2018 SSO Young Investigator Award Will Fund Michael Lowe's Study of Potential Therapy to Fight Melanoma
MARCH 2018
Michael Lowe, MD, MA, assistant professor of surgery, Emory Division of Surgical Oncology, is the 2018 recipient of the Society of Surgical Oncology's (SSO) Young Investigator Award. He accepted the award at the 71st SSO Annual Cancer Symposium, held March 21-24 in Chicago.
The SSO Foundation Young Investigator Award was established to promote and recognize clinical/translational research that advances innovative ideas and concepts designed to improve health outcomes through advances in the delivery of cancer-related care. In honor of Donald L. Morton, MD, a pioneer in melanoma research, the 2018 installment of the $25,000 award called for melanoma-related research projects. The Morton Fund, a restricted fund comprised of individual donations given in Dr. Morton's memory, provided a portion of the 2018 award.
The award will be applied to Dr. Lowe's study, "Evaluation of FcyRIIB as a Novel T cell Inhibitor in Cutaneous Melanoma," which is concerned with investigating new pathways to enhance the immune system's response to melanoma. Specifically, he will focus on defining the role of the Fc receptor FcyRIIB in promoting exhaustion in T cell responses to tumor growth, and then will examine the benefits of blocking FcyRIIB's ability to alter T cell responses.
Fc receptors are proteins found on the surface of certain immune cells, including T cells, that recognize antigens and assist in triggering the immune response. FcyRIIB is the only known inhibitory Fc receptor and is conserved in both mice and humans.

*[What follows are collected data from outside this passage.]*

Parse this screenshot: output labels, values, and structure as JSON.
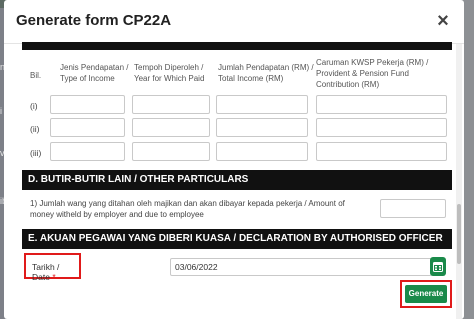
{
  "backdrop": {
    "left_fragments": [
      "n",
      "i",
      "vi",
      "ib"
    ]
  },
  "modal": {
    "title": "Generate form CP22A",
    "close_icon": "close-icon"
  },
  "table": {
    "headers": {
      "bil": "Bil.",
      "income_type": "Jenis Pendapatan / Type of Income",
      "year_paid": "Tempoh Diperoleh / Year for Which Paid",
      "total_income": "Jumlah Pendapatan (RM) / Total Income (RM)",
      "kwsp": "Caruman KWSP Pekerja (RM) / Provident & Pension Fund Contribution (RM)"
    },
    "rows": [
      {
        "label": "(i)"
      },
      {
        "label": "(ii)"
      },
      {
        "label": "(iii)"
      }
    ]
  },
  "section_d": {
    "title": "D. BUTIR-BUTIR LAIN / OTHER PARTICULARS",
    "item1": "1) Jumlah wang yang ditahan oleh majikan dan akan dibayar kepada pekerja / Amount of money witheld by employer and due to employee"
  },
  "section_e": {
    "title": "E. AKUAN PEGAWAI YANG DIBERI KUASA / DECLARATION BY AUTHORISED OFFICER",
    "date_label": "Tarikh / Date",
    "required_mark": "*",
    "date_value": "03/06/2022",
    "calendar_icon": "calendar-icon"
  },
  "actions": {
    "generate_label": "Generate"
  },
  "colors": {
    "primary": "#1a8a4a",
    "highlight": "#e01a1a",
    "section_bar": "#111111"
  }
}
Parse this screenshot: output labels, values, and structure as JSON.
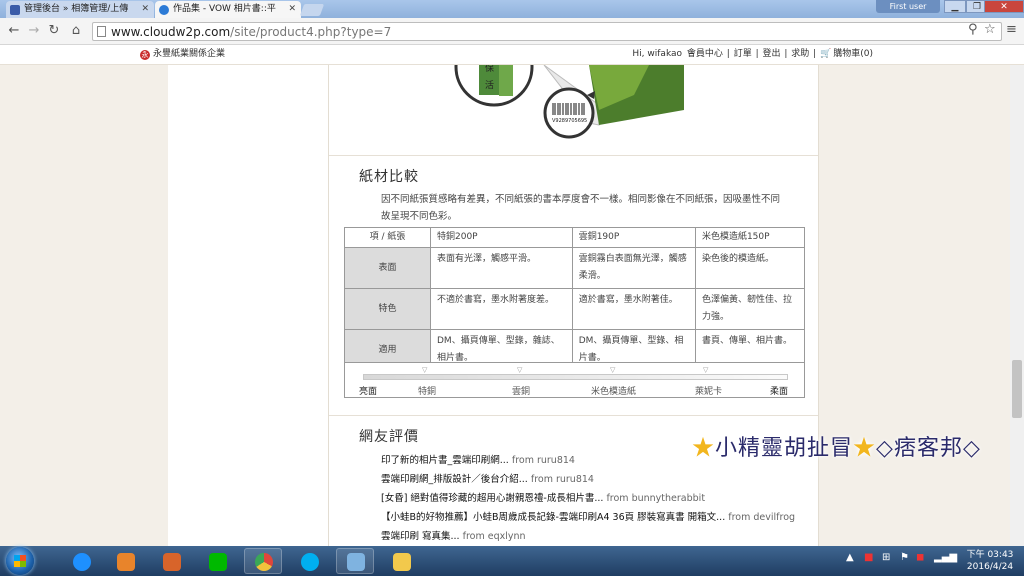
{
  "browser": {
    "tabs": [
      {
        "label": "管理後台 » 相簿管理/上傳",
        "active": false
      },
      {
        "label": "作品集 - VOW 相片書::平",
        "active": true
      }
    ],
    "user_tag": "First user",
    "url_host": "www.cloudw2p.com",
    "url_path": "/site/product4.php?type=7"
  },
  "site": {
    "brand": "永豐紙業關係企業",
    "brand_mark": "永",
    "usernav": {
      "greeting": "Hi, wifakao",
      "member": "會員中心",
      "orders": "訂單",
      "logout": "登出",
      "help": "求助",
      "cart": "購物車(0)"
    }
  },
  "illustration": {
    "lens_text_1": "保",
    "lens_text_2": "活",
    "barcode_number": "V9289705695"
  },
  "paper_compare": {
    "title": "紙材比較",
    "description": "因不同紙張質感略有差異，不同紙張的書本厚度會不一樣。相同影像在不同紙張，因吸墨性不同故呈現不同色彩。",
    "headers": [
      "項 / 紙張",
      "特銅200P",
      "雲銅190P",
      "米色模造紙150P"
    ],
    "rows": [
      {
        "label": "表面",
        "cells": [
          "表面有光澤，觸感平滑。",
          "雲銅霧白表面無光澤，觸感柔滑。",
          "染色後的模造紙。"
        ]
      },
      {
        "label": "特色",
        "cells": [
          "不適於書寫，墨水附著度差。",
          "適於書寫，墨水附著佳。",
          "色澤偏黃、韌性佳、拉力強。"
        ]
      },
      {
        "label": "適用",
        "cells": [
          "DM、攝頁傳單、型錄，雜誌、相片書。",
          "DM、攝頁傳單、型錄、相片書。",
          "書頁、傳單、相片書。"
        ]
      }
    ],
    "scale_labels": [
      "亮面",
      "特銅",
      "雲銅",
      "米色模造紙",
      "萊妮卡",
      "柔面"
    ]
  },
  "reviews": {
    "title": "網友評價",
    "items": [
      {
        "title": "印了新的相片書_雲端印刷網...",
        "from": "from ruru814"
      },
      {
        "title": "雲端印刷網_排版設計／後台介紹...",
        "from": "from ruru814"
      },
      {
        "title": "[女昏] 絕對值得珍藏的超用心謝親恩禮-成長相片書...",
        "from": "from bunnytherabbit"
      },
      {
        "title": "【小蛙B的好物推薦】小蛙B周歲成長記錄-雲端印刷A4 36頁 膠裝寫真書 開箱文...",
        "from": "from devilfrog"
      },
      {
        "title": "雲端印刷 寫真集...",
        "from": "from eqxlynn"
      }
    ]
  },
  "watermark": {
    "star": "★",
    "text1": "小精靈胡扯冒",
    "text2": "◇痞客邦◇"
  },
  "taskbar": {
    "time": "下午 03:43",
    "date": "2016/4/24",
    "colors": {
      "ie": "#1e90ff",
      "media": "#e8842b",
      "store": "#d8642a",
      "line": "#00b900",
      "chrome": "#e0463a",
      "skype": "#00aff0",
      "paint": "#7fb3e0",
      "folder": "#f2c94c"
    }
  }
}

"Studies we have conducted in a mouse model of melanoma show that eliminating FcyRIIB expression results in an enhanced tumor-specific T cell response," says Dr. Lowe. "We hypothesize that the inhibitory FcyRIIB receptor plays a similar role in suppressing the T cell response in human melanoma, thus promoting tumor growth, and that blocking FcyRIIB will enhance CD8+ T cell function and activation in patients with melanoma."
Dr. Lowe and his team, consisting of a research fellow and his research mentor Mandy Ford, PhD, scientific director of the Emory Transplant Center, will test this hypothesis by assessing the effects of the ex vivo blockade of FcyRIIB on T cell phenotype and functionality in treatment-naive patients with melanoma. They will also analyze the impact of FcyRIIB blockade on T cells of patients treated with checkpoint inhibitors, the drugs that target immune cells that have been "tricked" by cancer to inactivate the immune system. Finally, using an antagonistic antibody to FcyRIIB, the investigators will determine if there is an upregulation of FcyRIIB on the tumor-infiltrating T cells in patients undergoing surgery for melanoma and evaluate the effect of blocking FcyRIIB expression on these cells.
"Ideally, the study results will provide the rationale for expanding the use of reagents designed to target the FcyRIIB pathway to patients with advanced melanoma," says Dr. Lowe.